One of the best Elmore Leonard adaptations: Jackie Brown

Inspired by an ongoing online discussion with two WOHS friends, which has led us to talk about whether to see Django Unchained, last night I watched an early Quentin Tarantino film much touted by AW, Jackie Brown, from 1997, I think - with Pam Grier in title role, Samuel L. Jackson as the street thug gun runner, and Robert de Niro giving an excellent performance as Jackson's recently sprung sidekick (also Robert Forster, whom I don't really know, in a fine turn as a bail bondsman whom Grier draws into a weird double-crossing scheme). All you really need to know is that this is an Elmore Leonard-based project (based on his novel Rum Punch), and it has all of the Leaonard traits and quirks, for better or worse: strong over-the-top nearly cartoonish characters, probably accurate knowledge of the argot and lingo of criminals, episodic narrative development, and plot with lots of twists and kinks that ultimately leaves you thinking: huh? Tarantino seems to stay close to the source, and the movie logs in at well over 2 hours, which is probably too long for a crime movie that really doesn't move much beyond the conventions of the genre but is maybe necessary because of the plot complexity: any editing would either jettison key plot elements of leave us with nothing but plot. And what does make the movie are some of the great scenes involving Jackson: his visits to the bail bondsman's office, smoking away, a bag of cash at the ready; his visit to an accomplice who's turned; his drinking scene with De Niro as they discuss De Niro's fling with Jackson's squeeze (Bridget Fonda). Obviously QT is known for the extreme violence in his films, but though JB is loaded with menace and nuance, it's not graphically violent: there are 4 shooting deaths, but each is quite sudden and shown by indirection.
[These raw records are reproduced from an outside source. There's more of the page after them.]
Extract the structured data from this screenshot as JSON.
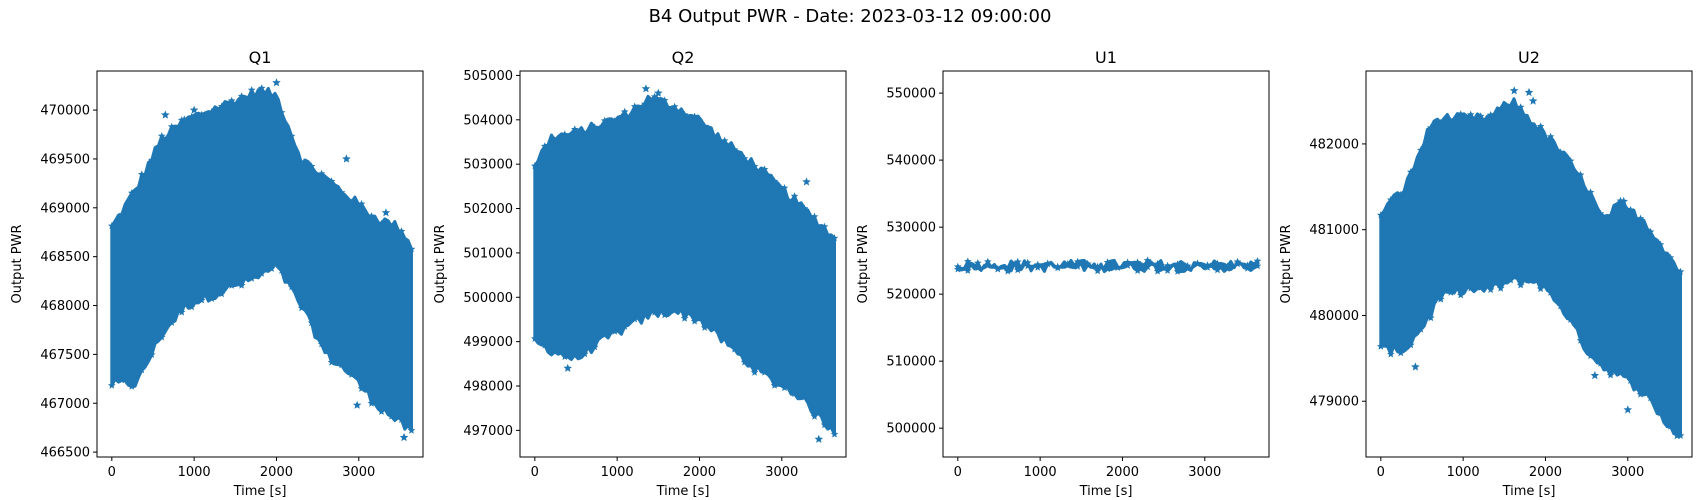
{
  "figure": {
    "title": "B4 Output PWR - Date: 2023-03-12 09:00:00",
    "marker_color": "#1f77b4",
    "marker": "star"
  },
  "chart_data": [
    {
      "type": "scatter",
      "title": "Q1",
      "xlabel": "Time [s]",
      "ylabel": "Output PWR",
      "xlim": [
        -180,
        3780
      ],
      "ylim": [
        466450,
        470400
      ],
      "xticks": [
        0,
        1000,
        2000,
        3000
      ],
      "yticks": [
        466500,
        467000,
        467500,
        468000,
        468500,
        469000,
        469500,
        470000
      ],
      "band_x": [
        0,
        300,
        600,
        900,
        1200,
        1500,
        1800,
        2000,
        2300,
        2600,
        2900,
        3200,
        3500,
        3640
      ],
      "band_upper": [
        468800,
        469200,
        469700,
        469900,
        470000,
        470100,
        470200,
        470150,
        469500,
        469300,
        469100,
        468900,
        468800,
        468600
      ],
      "band_lower": [
        467200,
        467200,
        467700,
        468000,
        468100,
        468200,
        468300,
        468400,
        468000,
        467500,
        467300,
        467000,
        466800,
        466700
      ],
      "outliers": [
        [
          650,
          469950
        ],
        [
          880,
          469900
        ],
        [
          1000,
          470000
        ],
        [
          2000,
          470280
        ],
        [
          2850,
          469500
        ],
        [
          2980,
          466980
        ],
        [
          3330,
          468950
        ],
        [
          3550,
          466650
        ]
      ]
    },
    {
      "type": "scatter",
      "title": "Q2",
      "xlabel": "Time [s]",
      "ylabel": "Output PWR",
      "xlim": [
        -180,
        3780
      ],
      "ylim": [
        496400,
        505100
      ],
      "xticks": [
        0,
        1000,
        2000,
        3000
      ],
      "yticks": [
        497000,
        498000,
        499000,
        500000,
        501000,
        502000,
        503000,
        504000,
        505000
      ],
      "band_x": [
        0,
        200,
        500,
        800,
        1100,
        1400,
        1700,
        2000,
        2300,
        2600,
        2900,
        3200,
        3500,
        3640
      ],
      "band_upper": [
        503000,
        503600,
        503700,
        503900,
        504100,
        504500,
        504300,
        504000,
        503500,
        503100,
        502600,
        502100,
        501600,
        501300
      ],
      "band_lower": [
        499000,
        498800,
        498600,
        499000,
        499300,
        499600,
        499700,
        499500,
        499000,
        498500,
        498100,
        497800,
        497200,
        497000
      ],
      "outliers": [
        [
          1350,
          504700
        ],
        [
          1500,
          504600
        ],
        [
          3300,
          502600
        ],
        [
          3450,
          496800
        ],
        [
          400,
          498400
        ]
      ]
    },
    {
      "type": "scatter",
      "title": "U1",
      "xlabel": "Time [s]",
      "ylabel": "Output PWR",
      "xlim": [
        -180,
        3780
      ],
      "ylim": [
        495700,
        553300
      ],
      "xticks": [
        0,
        1000,
        2000,
        3000
      ],
      "yticks": [
        500000,
        510000,
        520000,
        530000,
        540000,
        550000
      ],
      "band_x": [
        0,
        3640
      ],
      "band_upper": [
        524400,
        524400
      ],
      "band_lower": [
        524050,
        524050
      ],
      "outliers": []
    },
    {
      "type": "scatter",
      "title": "U2",
      "xlabel": "Time [s]",
      "ylabel": "Output PWR",
      "xlim": [
        -180,
        3780
      ],
      "ylim": [
        478350,
        482850
      ],
      "xticks": [
        0,
        1000,
        2000,
        3000
      ],
      "yticks": [
        479000,
        480000,
        481000,
        482000
      ],
      "band_x": [
        0,
        300,
        600,
        700,
        1000,
        1300,
        1600,
        1900,
        2200,
        2500,
        2700,
        2900,
        3200,
        3500,
        3640
      ],
      "band_upper": [
        481200,
        481500,
        482200,
        482300,
        482300,
        482300,
        482500,
        482200,
        481900,
        481500,
        481100,
        481300,
        481100,
        480700,
        480500
      ],
      "band_lower": [
        479600,
        479600,
        480000,
        480200,
        480300,
        480300,
        480400,
        480400,
        480100,
        479600,
        479400,
        479300,
        479100,
        478700,
        478600
      ],
      "outliers": [
        [
          1620,
          482620
        ],
        [
          1800,
          482600
        ],
        [
          1850,
          482500
        ],
        [
          3130,
          481100
        ],
        [
          2950,
          481330
        ],
        [
          3000,
          478900
        ],
        [
          420,
          479400
        ],
        [
          2600,
          479300
        ],
        [
          3600,
          478600
        ]
      ]
    }
  ]
}
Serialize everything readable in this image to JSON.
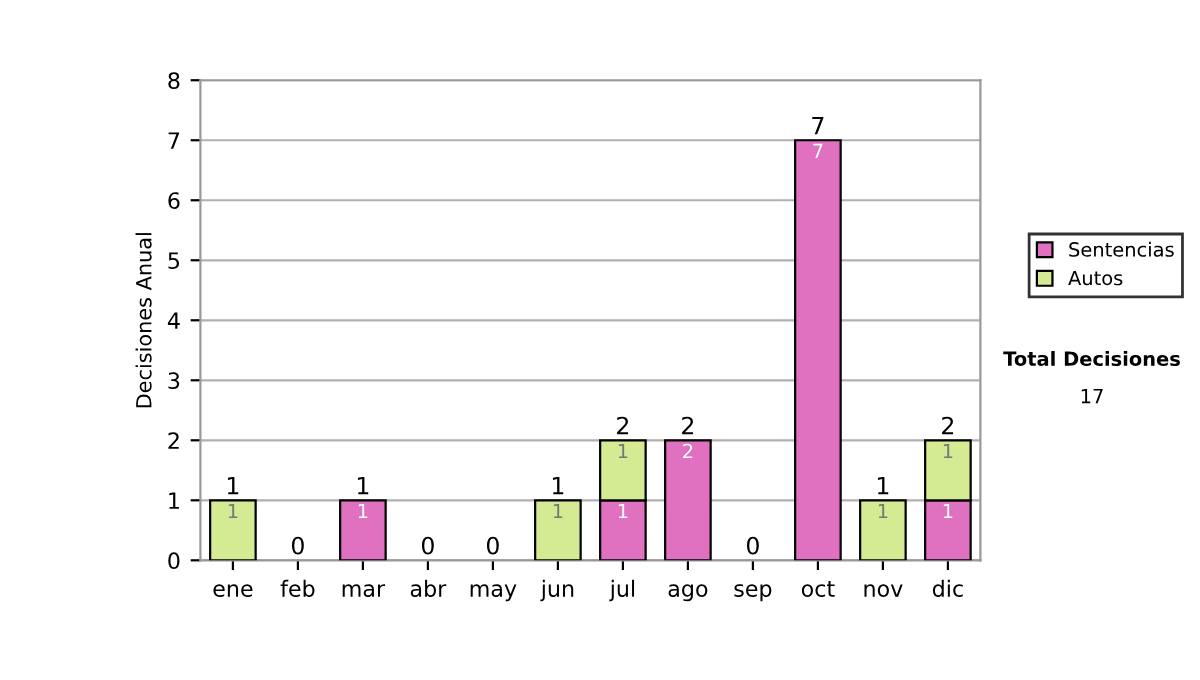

I really question with Jackson would have walked into the darkened bondsman's office late at night in the final sequence - hasn't he seen Seven Samurai? Obviously QT has - but on the whole it's a very entertaining movie that does not feel overly long: doesn't have the depth and scope or the unique qualities of QT's early Reservoir Dogs, but it's as good an Elmore Leonard adaptation as we're likely to see. Maybe QT should try another one?